To validate these findings in another mammalian model, the researchers conducted electrophysiological recordings in goats. They discovered that central administration of serotonin or a 5HT2CR agonist stimulated the activity of the GnRH pulse generator, leading to increased LH release. Conversely, when a 5HT2CR antagonist was administered, it blocked the serotonin-induced stimulation of GnRH pulses, further confirming the pivotal role of the serotonin-2C receptor in this regulatory process.

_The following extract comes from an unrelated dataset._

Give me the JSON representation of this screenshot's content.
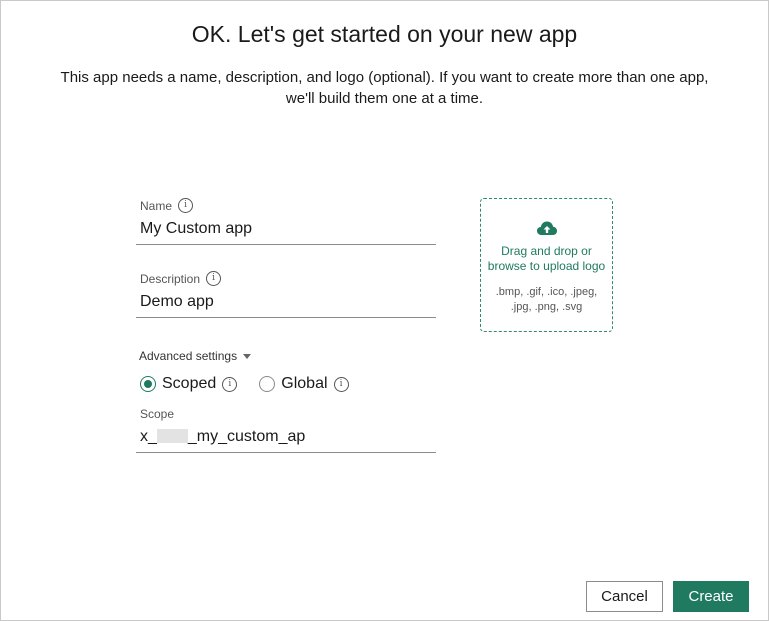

The findings underscore the importance of serotonergic signaling in the brain’s ability to integrate information about glucose availability and modulate reproductive functions. The study provides evidence that serotonergic neurons, through their ability to sense glucose and interact with kisspeptin neurons via 5HT2CR, play a crucial role in maintaining reproductive health, particularly in the face of metabolic challenges.
Animal models, such as the female rats and goats used in this study, provide valuable insights into biological processes that are often difficult to study directly in humans. Rats and goats, while different from humans, share fundamental aspects of their endocrine and nervous systems. The findings in these animals can thus provide a basis for understanding similar processes in humans.
But human physiology, behavior, and disease pathology are influenced by a myriad of genetic, environmental, and social factors that are not fully replicated in animal models. For example, while rats and goats can provide insights into basic physiological processes, they do not capture the full complexity of human reproductive and metabolic disorders, which can be affected by a wide range of factors including diet, lifestyle, and psychological stressors.
While animal models are crucial for initial discoveries, further research involving human subjects is necessary to validate and translate these findings into clinical practice.
The study, “Raphe glucose-sensing serotonergic neurons stimulate KNDy neurons to enhance LH pulses via 5HT2CR: rat and goat studies,” was authored by Sho Nakamura, Takuya Sasaki, Yoshihisa Uenoyama, Naoko Inoue, Marina Nakanishi, Koki Yamada, Ai Morishima, Reika Suzumura, Yuri Kitagawa, Yasuhiro Morita, Satoshi Ohkura, and Hiroko Tsukamura.